As you can see, there is nothing difficult in the diversification of funds and, if you think logically, then this method really reduces possible risks to a minimum. But, again, you can minimize risks through the distribution of funds only if you select really high-quality projects that have a chance of good work - if you collect a full portfolio of slag, then I'm sorry, but diversification will not work.
It is also important to be able to distribute shares in your portfolio among low-risk and high-risk projects. It is common knowledge that fasts carry more risk, while low-income projects are the safest. This fact should be used when selecting projects for diversification. At the same time, most of the capital in the amount of 70-75% should be invested in more reliable instruments, for example, low-income and medium-income projects, while the rest of the amount of 25-30% of the bank should be “reserved” for fast.

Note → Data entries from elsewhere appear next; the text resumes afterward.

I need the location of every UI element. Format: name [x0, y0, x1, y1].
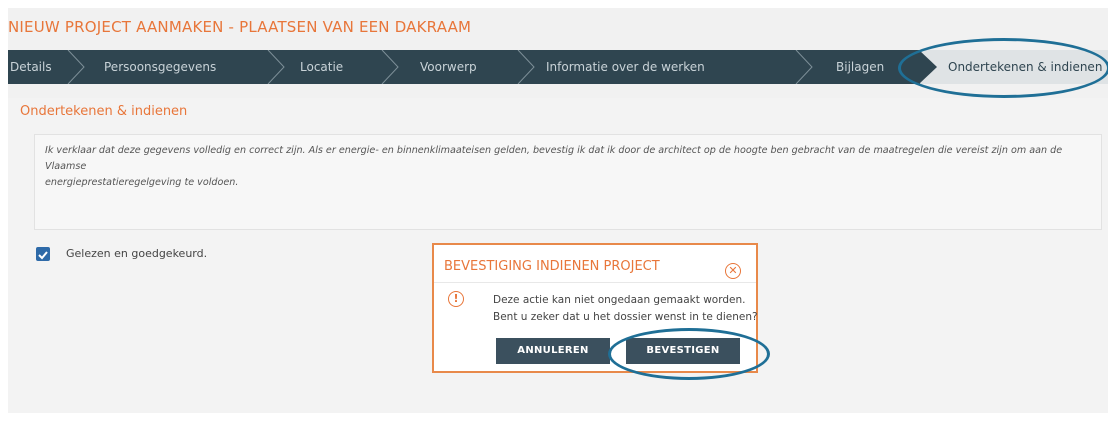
checkmark-icon: [38, 251, 48, 260]
dialog-divider: [434, 282, 756, 283]
warning-icon: !: [448, 291, 464, 307]
step-persoonsgegevens[interactable]: Persoonsgegevens: [104, 50, 216, 84]
step-separator-icon: [267, 50, 285, 84]
step-locatie[interactable]: Locatie: [300, 50, 343, 84]
dialog-message-line-1: Deze actie kan niet ongedaan gemaakt wor…: [493, 294, 746, 306]
cancel-button[interactable]: ANNULEREN: [496, 338, 610, 364]
step-bijlagen[interactable]: Bijlagen: [836, 50, 884, 84]
step-separator-icon: [795, 50, 813, 84]
dialog-message: Deze actie kan niet ongedaan gemaakt wor…: [493, 292, 758, 326]
declaration-text: Ik verklaar dat deze gegevens volledig e…: [35, 135, 1101, 199]
step-separator-icon: [381, 50, 399, 84]
close-icon[interactable]: ✕: [725, 263, 741, 279]
step-separator-icon: [67, 50, 85, 84]
dialog-message-line-2: Bent u zeker dat u het dossier wenst in …: [493, 311, 758, 323]
highlight-ellipse-step: [898, 38, 1108, 98]
read-approved-checkbox[interactable]: [36, 247, 50, 261]
panel-title: Ondertekenen & indienen: [20, 104, 188, 119]
step-separator-icon: [517, 50, 535, 84]
declaration-line-1: Ik verklaar dat deze gegevens volledig e…: [45, 145, 1063, 172]
dialog-title: BEVESTIGING INDIENEN PROJECT: [444, 259, 660, 274]
step-voorwerp[interactable]: Voorwerp: [420, 50, 477, 84]
read-approved-label: Gelezen en goedgekeurd.: [66, 247, 208, 260]
step-informatie-over-de-werken[interactable]: Informatie over de werken: [546, 50, 705, 84]
declaration-box: Ik verklaar dat deze gegevens volledig e…: [34, 134, 1102, 230]
step-details[interactable]: Details: [10, 50, 52, 84]
highlight-ellipse-confirm: [608, 328, 770, 380]
declaration-line-2: energieprestatieregelgeving te voldoen.: [45, 177, 239, 188]
page-title: NIEUW PROJECT AANMAKEN - PLAATSEN VAN EE…: [8, 18, 472, 36]
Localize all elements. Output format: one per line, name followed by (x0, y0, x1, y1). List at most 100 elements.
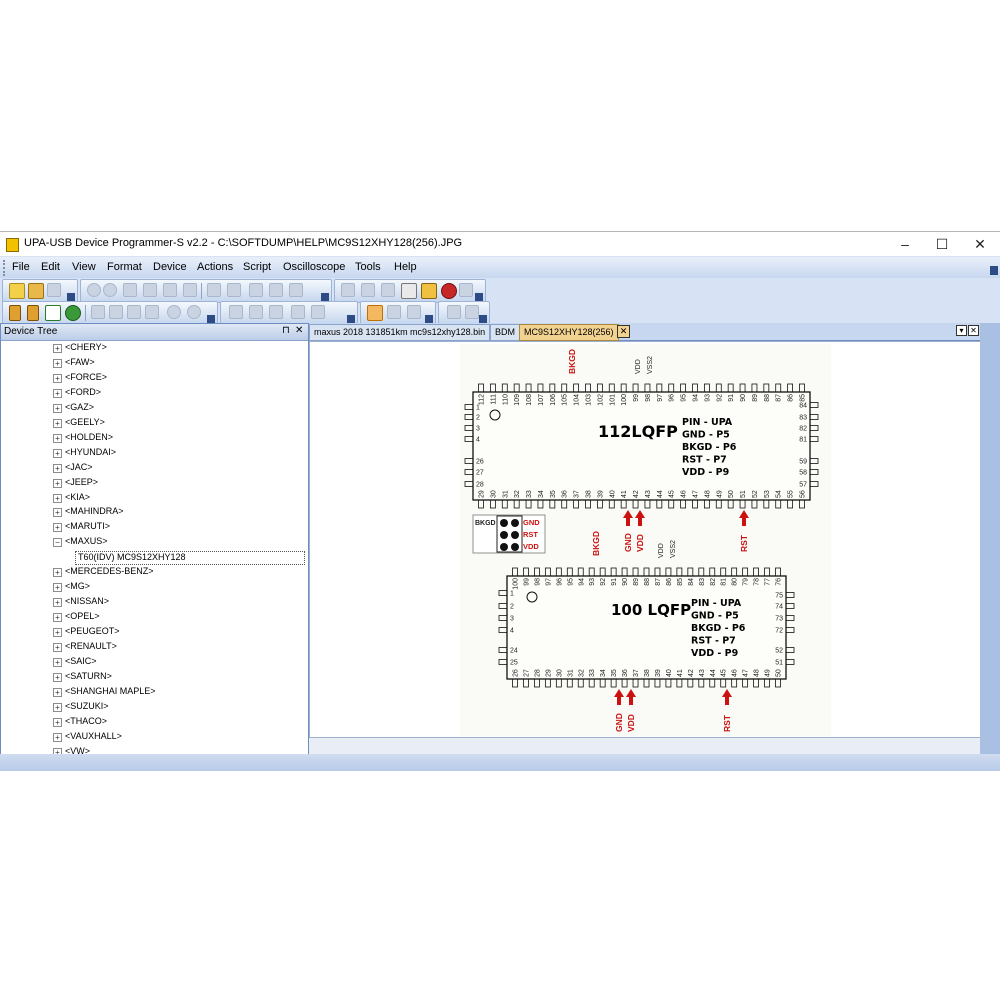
menu-tools[interactable]: Tools (355, 261, 381, 273)
next-icon[interactable] (127, 305, 141, 319)
close-button[interactable]: ✕ (965, 234, 995, 254)
stop-icon[interactable] (465, 305, 479, 319)
expand-icon[interactable]: + (53, 433, 62, 443)
pin-number: 104 (574, 394, 581, 406)
settings-icon[interactable] (421, 283, 437, 299)
read-icon[interactable] (341, 283, 355, 297)
view-list-icon[interactable] (291, 305, 305, 319)
pin-number: 74 (775, 604, 783, 611)
menu-format[interactable]: Format (107, 261, 142, 273)
fit-icon[interactable] (45, 305, 61, 321)
save-icon[interactable] (47, 283, 61, 297)
grid-icon[interactable] (407, 305, 421, 319)
pin-pad (585, 383, 591, 393)
redo-icon[interactable] (103, 283, 117, 297)
close-document-icon[interactable]: ✕ (968, 325, 979, 336)
tab-bdm[interactable]: BDM (490, 324, 520, 341)
expand-icon[interactable]: + (53, 523, 62, 533)
erase-icon[interactable] (459, 283, 473, 297)
move-icon[interactable] (65, 305, 81, 321)
expand-icon[interactable]: + (53, 493, 62, 503)
menu-script[interactable]: Script (243, 261, 271, 273)
view-hex-icon[interactable] (229, 305, 243, 319)
menu-file[interactable]: File (12, 261, 30, 273)
ladybug-icon[interactable] (441, 283, 457, 299)
expand-icon[interactable]: + (53, 344, 62, 353)
expand-icon[interactable]: + (53, 598, 62, 608)
menu-view[interactable]: View (72, 261, 96, 273)
undo-icon[interactable] (87, 283, 101, 297)
pin-pad (656, 383, 663, 393)
expand-icon[interactable]: + (53, 657, 62, 667)
select-area-icon[interactable] (387, 305, 401, 319)
wrench-icon[interactable] (9, 305, 21, 321)
close-panel-icon[interactable]: ✕ (295, 325, 303, 336)
expand-icon[interactable]: + (53, 448, 62, 458)
gnd-label: GND (623, 533, 633, 552)
menu-edit[interactable]: Edit (41, 261, 60, 273)
expand-icon[interactable]: + (53, 478, 62, 488)
pin-icon[interactable]: ⊓ (282, 325, 290, 336)
expand-icon[interactable]: + (53, 702, 62, 712)
find-next-icon[interactable] (227, 283, 241, 297)
menu-help[interactable]: Help (394, 261, 417, 273)
open-folder-icon[interactable] (28, 283, 44, 299)
expand-icon[interactable]: + (53, 358, 62, 368)
new-file-icon[interactable] (9, 283, 25, 299)
expand-icon[interactable]: + (53, 613, 62, 623)
expand-icon[interactable]: + (53, 732, 62, 742)
write-icon[interactable] (361, 283, 375, 297)
expand-icon[interactable]: + (53, 388, 62, 398)
expand-icon[interactable]: + (53, 628, 62, 638)
expand-icon[interactable]: + (53, 508, 62, 518)
tab-close-icon[interactable]: ✕ (617, 325, 630, 338)
cut-icon[interactable] (123, 283, 137, 297)
goto-icon[interactable] (269, 283, 283, 297)
collapse-icon[interactable]: − (53, 538, 62, 548)
menu-device[interactable]: Device (153, 261, 187, 273)
verify-icon[interactable] (381, 283, 395, 297)
expand-icon[interactable]: + (53, 463, 62, 473)
expand-icon[interactable]: + (53, 568, 62, 578)
expand-icon[interactable]: + (53, 687, 62, 697)
tab-list-icon[interactable]: ▾ (956, 325, 967, 336)
last-icon[interactable] (145, 305, 159, 319)
expand-icon[interactable]: + (53, 583, 62, 593)
minimize-button[interactable]: – (890, 234, 920, 254)
expand-icon[interactable]: + (53, 403, 62, 413)
view-ascii-icon[interactable] (249, 305, 263, 319)
zoom-in-icon[interactable] (167, 305, 181, 319)
view-table-icon[interactable] (269, 305, 283, 319)
first-icon[interactable] (91, 305, 105, 319)
menubar-overflow[interactable] (990, 266, 998, 275)
find-icon[interactable] (207, 283, 221, 297)
menu-actions[interactable]: Actions (197, 261, 233, 273)
fill-icon[interactable] (289, 283, 303, 297)
tab-mc9s12xhy128[interactable]: MC9S12XHY128(256) (519, 324, 619, 341)
pin-number: 24 (510, 648, 518, 655)
run-icon[interactable] (447, 305, 461, 319)
expand-icon[interactable]: + (53, 418, 62, 428)
pointer-icon[interactable] (367, 305, 383, 321)
properties-icon[interactable] (401, 283, 417, 299)
menubar-grip[interactable] (3, 260, 8, 276)
replace-icon[interactable] (249, 283, 263, 297)
pin-pad (464, 414, 474, 420)
menu-oscilloscope[interactable]: Oscilloscope (283, 261, 345, 273)
expand-icon[interactable]: + (53, 717, 62, 727)
pin-pad (787, 383, 794, 393)
expand-icon[interactable]: + (53, 643, 62, 652)
tab-bin-file[interactable]: maxus 2018 131851km mc9s12xhy128.bin (309, 324, 491, 341)
previous-icon[interactable] (109, 305, 123, 319)
expand-icon[interactable]: + (53, 373, 62, 383)
paste-icon[interactable] (163, 283, 177, 297)
delete-icon[interactable] (183, 283, 197, 297)
maximize-button[interactable]: ☐ (927, 234, 957, 254)
view-details-icon[interactable] (311, 305, 325, 319)
zoom-out-icon[interactable] (187, 305, 201, 319)
tree-leaf-item[interactable]: T60(IDV) MC9S12XHY128 (75, 551, 305, 566)
screwdriver-icon[interactable] (27, 305, 39, 321)
copy-icon[interactable] (143, 283, 157, 297)
expand-icon[interactable]: + (53, 672, 62, 682)
pin-pad (464, 481, 474, 487)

Being guided by the principle of diversification, do not forget about other important investment rules, which together will significantly increase the chance of success.
- Thoroughly analyze the projects that you are selecting for diversification. Pay attention to the technical side of the project, its marketing, evaluate the promotion, the opinion of other investors.
- Be sure to enter the project using the referral link, since if you receive a refback, you will go to breakeven much faster, which means you reduce the risk of losing funds.
- Do not try to pick up as many projects as possible in your portfolio - let there be several of them, but you will be as confident as possible in their ability to work.
- Choose those projects that have started recently. At the same time, you should not fly into the project without understanding what it is.
- Use cunning tactics in projects that pose the greatest risks (high-interest) and tactics for reinvesting interest in HYIPs that inspire confidence.
- Try to choose projects with the shortest investment terms, as well as those that return the deposit in payments, and not at the end of the term.
Be sure to keep records of your investments and analyze the results for a certain period (week, month). Draw conclusions from the data obtained, determine the category of projects that bring the maximum part of the income - for such sites, the percentage of the bank's amount can be increased. For example, if middle-income projects showed the best performance, and fasts only incur losses, then the number of profitable projects can be increased by funds withdrawn from the unprofitable portfolio cell. At the same time, it is important to take into account that you have a really high-quality average interest HYIP in mind, which should be included in the list.
Diversification of funds is a fundamental method that has been tested by many investors operating not only in the hype space. Be sure to use it so that your investments generate income, not losses.